Kamu'nun sağlığı yok!

Haber Giriş : 06 Ocak 2006 12:22, Son Güncelleme : 27 Mart 2018 00:42

SAĞLIK HARCAMALARINDA ÇARPIKLIKLAR

TEPAV, kamunun sağlık harcamalarını araştırdı: Mevcut sistem koruyucu sağlık hizmetleri yerine aksine tedavi edici sağlık hizmetlerini teşvik etmekte ve ilaç tüketimini artırmakta

Türkiye Odalar ve Borsalar Birliği bünyesinde kurulan Ekonomi Politikaları Araştırma Enstitüsü (TEPAV), kamunun sağlık harcamalarını inceleyerek, bir rapor hazırladı. Raporda şu tespitler yer aldı:

1999 yılında gayri safi milli hasılanın yüzde 3.2'si düzeyinde olan sağlık harcamaları 2002'de yüzde 4.7'ye, 2003'te yüzde 5'e çıktı. 2004'te ise yüzde 5'i aştı. Bu artış olumlu gibi görünmekle birlikte, dağılıma bakılırsa, sağlık harcamaları aynı düzeyde artmadı, aksine reel olarak düştü.

Bunun en önemli göstergesi koruyucu sağlık hizmetlerinin konsolide bütçe ve toplam genel yönetim harcamaları içinde aldığı payın sürekli düşmesi hem de reel olarak azalmasıdır. Bu anlamda mevcut sistem esas olarak koruyucu sağlık hizmetleri yerine tedavi edici sağlık hizmetlerini teşvik eden ve ilaç tüketimini artıran bir sonuca yol açmakta.

Gelecekteki tehlike

Koruyucu sağlık hizmetlerine ayrılan kaynağın yetersizliği, özellikle aşılama konusundaki problemler, gelecek dönemde yaşanacak birçok bulaşıcı nitelikteki hastalığa karşı ülkeyi hazırlıksız bir noktaya taşımakta.

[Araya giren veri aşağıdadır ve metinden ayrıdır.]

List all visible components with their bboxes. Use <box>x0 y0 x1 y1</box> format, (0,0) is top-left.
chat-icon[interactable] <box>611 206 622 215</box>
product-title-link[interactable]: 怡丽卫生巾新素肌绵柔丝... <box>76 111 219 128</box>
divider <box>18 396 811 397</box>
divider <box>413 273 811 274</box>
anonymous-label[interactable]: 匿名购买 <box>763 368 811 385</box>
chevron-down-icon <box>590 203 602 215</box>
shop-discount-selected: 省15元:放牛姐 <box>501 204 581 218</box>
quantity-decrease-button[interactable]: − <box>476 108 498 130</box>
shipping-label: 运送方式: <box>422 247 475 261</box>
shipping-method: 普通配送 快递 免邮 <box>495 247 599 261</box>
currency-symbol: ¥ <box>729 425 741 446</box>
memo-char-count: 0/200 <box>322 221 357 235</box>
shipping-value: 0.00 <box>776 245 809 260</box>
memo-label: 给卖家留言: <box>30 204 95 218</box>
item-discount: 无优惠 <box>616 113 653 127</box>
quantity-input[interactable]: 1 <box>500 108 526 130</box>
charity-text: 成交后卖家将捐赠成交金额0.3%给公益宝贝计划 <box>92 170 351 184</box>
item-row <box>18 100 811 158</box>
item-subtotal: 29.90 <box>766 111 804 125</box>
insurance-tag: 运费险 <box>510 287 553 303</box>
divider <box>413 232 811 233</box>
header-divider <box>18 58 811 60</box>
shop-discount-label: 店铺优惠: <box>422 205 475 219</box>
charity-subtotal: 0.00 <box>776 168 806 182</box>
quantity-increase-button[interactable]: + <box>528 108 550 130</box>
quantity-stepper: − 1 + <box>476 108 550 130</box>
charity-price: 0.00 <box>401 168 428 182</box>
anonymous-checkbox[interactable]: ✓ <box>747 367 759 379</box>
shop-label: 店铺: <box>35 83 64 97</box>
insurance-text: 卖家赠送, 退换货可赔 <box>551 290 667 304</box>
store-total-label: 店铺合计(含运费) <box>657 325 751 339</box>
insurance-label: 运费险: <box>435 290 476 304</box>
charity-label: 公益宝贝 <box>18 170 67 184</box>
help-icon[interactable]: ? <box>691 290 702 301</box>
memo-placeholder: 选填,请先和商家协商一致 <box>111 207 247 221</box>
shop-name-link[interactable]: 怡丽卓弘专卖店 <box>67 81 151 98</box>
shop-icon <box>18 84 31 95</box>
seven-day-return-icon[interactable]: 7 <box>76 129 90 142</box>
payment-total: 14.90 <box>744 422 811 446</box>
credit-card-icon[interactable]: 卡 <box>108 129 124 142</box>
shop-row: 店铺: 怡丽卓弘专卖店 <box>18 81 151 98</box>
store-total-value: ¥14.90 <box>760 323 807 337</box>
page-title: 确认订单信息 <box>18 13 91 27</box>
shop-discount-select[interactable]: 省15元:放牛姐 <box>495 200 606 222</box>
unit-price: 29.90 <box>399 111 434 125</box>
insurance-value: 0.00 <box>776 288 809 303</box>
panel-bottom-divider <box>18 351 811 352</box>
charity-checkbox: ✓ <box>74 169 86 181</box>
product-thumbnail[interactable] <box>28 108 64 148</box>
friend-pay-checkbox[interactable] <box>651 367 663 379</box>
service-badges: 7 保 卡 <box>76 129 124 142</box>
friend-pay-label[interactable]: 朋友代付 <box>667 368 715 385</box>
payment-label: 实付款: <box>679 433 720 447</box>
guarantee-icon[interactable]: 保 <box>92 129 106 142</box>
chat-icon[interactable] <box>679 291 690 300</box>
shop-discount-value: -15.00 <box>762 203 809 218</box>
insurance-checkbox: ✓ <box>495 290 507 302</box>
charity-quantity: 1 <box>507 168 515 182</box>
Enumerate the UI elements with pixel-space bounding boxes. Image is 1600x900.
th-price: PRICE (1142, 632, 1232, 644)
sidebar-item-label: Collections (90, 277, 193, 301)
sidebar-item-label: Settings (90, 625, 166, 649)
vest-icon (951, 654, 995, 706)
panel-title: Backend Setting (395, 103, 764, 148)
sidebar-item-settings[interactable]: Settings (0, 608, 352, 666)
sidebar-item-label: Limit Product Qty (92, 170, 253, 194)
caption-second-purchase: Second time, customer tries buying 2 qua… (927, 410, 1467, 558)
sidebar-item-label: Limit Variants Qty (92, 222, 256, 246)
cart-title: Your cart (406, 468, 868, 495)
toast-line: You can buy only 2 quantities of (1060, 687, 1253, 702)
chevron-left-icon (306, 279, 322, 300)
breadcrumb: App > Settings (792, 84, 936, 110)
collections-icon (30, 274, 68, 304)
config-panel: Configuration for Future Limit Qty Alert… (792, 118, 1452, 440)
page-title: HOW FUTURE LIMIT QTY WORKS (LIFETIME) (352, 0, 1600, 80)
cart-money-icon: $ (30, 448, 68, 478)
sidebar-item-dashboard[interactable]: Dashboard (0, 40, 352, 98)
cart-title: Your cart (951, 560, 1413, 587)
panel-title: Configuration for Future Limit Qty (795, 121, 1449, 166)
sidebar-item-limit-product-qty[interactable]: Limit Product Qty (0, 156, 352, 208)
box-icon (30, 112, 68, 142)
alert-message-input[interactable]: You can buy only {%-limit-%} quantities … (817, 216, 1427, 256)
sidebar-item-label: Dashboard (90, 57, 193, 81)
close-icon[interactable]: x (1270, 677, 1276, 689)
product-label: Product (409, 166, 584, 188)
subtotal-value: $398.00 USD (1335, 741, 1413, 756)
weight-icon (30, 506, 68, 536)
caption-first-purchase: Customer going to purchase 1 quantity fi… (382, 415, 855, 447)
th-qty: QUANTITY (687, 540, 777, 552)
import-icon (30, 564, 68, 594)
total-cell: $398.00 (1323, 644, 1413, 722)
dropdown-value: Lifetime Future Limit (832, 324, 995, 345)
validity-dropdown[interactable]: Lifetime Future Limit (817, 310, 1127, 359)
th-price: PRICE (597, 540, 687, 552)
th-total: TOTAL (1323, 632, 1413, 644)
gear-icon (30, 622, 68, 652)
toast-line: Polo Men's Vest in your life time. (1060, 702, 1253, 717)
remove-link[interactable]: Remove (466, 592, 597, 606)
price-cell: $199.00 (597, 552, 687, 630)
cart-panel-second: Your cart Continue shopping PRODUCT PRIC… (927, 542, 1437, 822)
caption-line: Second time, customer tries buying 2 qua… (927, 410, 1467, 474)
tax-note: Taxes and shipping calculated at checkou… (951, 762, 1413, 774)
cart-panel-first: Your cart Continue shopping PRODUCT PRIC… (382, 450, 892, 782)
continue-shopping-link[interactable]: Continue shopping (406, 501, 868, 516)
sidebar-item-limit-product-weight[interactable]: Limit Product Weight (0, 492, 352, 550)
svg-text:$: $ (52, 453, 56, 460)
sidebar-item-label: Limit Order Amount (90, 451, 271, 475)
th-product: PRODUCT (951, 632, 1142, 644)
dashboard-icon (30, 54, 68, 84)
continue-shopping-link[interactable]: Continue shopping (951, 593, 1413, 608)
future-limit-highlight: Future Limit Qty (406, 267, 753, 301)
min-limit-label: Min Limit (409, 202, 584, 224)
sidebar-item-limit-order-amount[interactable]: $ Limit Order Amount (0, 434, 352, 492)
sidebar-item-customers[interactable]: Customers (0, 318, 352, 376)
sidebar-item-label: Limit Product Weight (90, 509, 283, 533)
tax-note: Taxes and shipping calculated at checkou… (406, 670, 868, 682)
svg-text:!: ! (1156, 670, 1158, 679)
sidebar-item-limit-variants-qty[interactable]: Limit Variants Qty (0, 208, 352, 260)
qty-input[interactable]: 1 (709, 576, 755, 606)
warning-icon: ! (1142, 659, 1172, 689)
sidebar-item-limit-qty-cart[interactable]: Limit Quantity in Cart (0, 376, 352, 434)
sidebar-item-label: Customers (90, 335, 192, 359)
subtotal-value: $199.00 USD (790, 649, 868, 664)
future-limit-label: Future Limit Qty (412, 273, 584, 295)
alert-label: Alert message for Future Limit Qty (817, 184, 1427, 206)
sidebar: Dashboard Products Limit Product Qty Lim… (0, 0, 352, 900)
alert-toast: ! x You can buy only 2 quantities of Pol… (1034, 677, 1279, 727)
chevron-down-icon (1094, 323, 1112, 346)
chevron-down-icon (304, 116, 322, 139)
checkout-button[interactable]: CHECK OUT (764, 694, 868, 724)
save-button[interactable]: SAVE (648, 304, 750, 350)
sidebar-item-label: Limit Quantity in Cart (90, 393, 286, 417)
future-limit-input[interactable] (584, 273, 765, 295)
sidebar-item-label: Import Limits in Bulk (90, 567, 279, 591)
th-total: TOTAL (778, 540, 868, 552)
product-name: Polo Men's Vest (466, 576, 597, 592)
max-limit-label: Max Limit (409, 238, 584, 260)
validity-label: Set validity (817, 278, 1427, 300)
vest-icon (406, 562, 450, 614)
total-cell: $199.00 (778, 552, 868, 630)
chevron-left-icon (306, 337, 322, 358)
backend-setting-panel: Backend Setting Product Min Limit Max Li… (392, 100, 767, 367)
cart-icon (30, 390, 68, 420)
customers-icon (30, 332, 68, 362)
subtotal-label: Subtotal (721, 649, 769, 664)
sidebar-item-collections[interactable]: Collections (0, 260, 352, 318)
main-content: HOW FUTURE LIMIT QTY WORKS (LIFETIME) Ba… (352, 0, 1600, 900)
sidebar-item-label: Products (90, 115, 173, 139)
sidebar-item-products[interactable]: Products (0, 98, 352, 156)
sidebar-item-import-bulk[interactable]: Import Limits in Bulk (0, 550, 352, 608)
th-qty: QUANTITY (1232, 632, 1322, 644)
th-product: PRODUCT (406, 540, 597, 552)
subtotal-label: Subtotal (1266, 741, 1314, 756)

OECD 2005 verilerine göre kişi başına koruyucu nitelikte halk sağlığına yönelik yapılan harcamaların en düşük olduğu ülke Türkiye. Koruyucu sağlık hizmetlerinin aldığı pay toplam genel yönetim sağlık harcamaları içinde yüzde 5'ken, bu 2004'te yüzde 2.6'ya düştü. Tedavi edici hizmetlerin toplam sağlık harcamalarındaki payı aynı dönemde yüzde 84'ten yüzde 90'a ulaştı.

Dünya Sağlık Teşkilatı'nın verilerine göre, 2001'de (açıklanan son veri) kişi başına sağlık harcaması Türkiye için 109 dolar. Türkiye 192 ülkenin ortalaması olan 424 doların oldukça altında. OECD sağlık istatistikleri çerçevesinde bakılırsa Türkiye'de 1999'da 179 dolar olan kişi başına sağlık harcaması 2003' te 234 dolara çıkmış gözükmekte. Türkiye'de kişi başına sağlık harcaması OECD ülkeleriyle AB ülkelerinin ortalamasının yaklaşık 10'da birine karşılık gelmekte. Satın alma gücü bazında bakıldığında bu oran beş kata düşmekte. Türkiye kişi başına sağlık harcamasında, Amerika, İsviçre, Norveç gibi ülkelerin 20'de birinden daha az düzeyde bir kaynağı sağlık sektörüne ayırıyor.

'Sağlık politikası yok'

Türkiye'de kamu sağlık politikasının önceliklere uygun bir biçimde gerçekleştirilememesinde, politikalarla plan ve bütçeler arasındaki ilişkinin iyi kurulamaması etken rol oynamakta.

Örneğin, orta vadeli programda koruyucu sağlık hizmetlerine öncelik verileceği söylenmesine rağmen bütçede yeterli kaynak yok. Bir gece, Sağlık Bakanlığı'nın 3.5 katrilyon liralık alacağının silinmesi ve sağlık hizmetleri için bütçede üst sınır belirlenmesi, hükümetin sağlık politikasının olmadığını gösteriyor.

Sosyal güvenlik kuruluşları, aldıkları sağlık hizmetinin bedelini yerinde ve zamanında ödeyemiyor. Aynı şekilde yeşil kart uygulamasının da yeterince denetlenememesi sonucu bu uygulamanın faturası da kabarmakta. Bunun arkasındaki en önemli nedenlerden biri ilaç sektöründeki fiyatlandırma politikaları.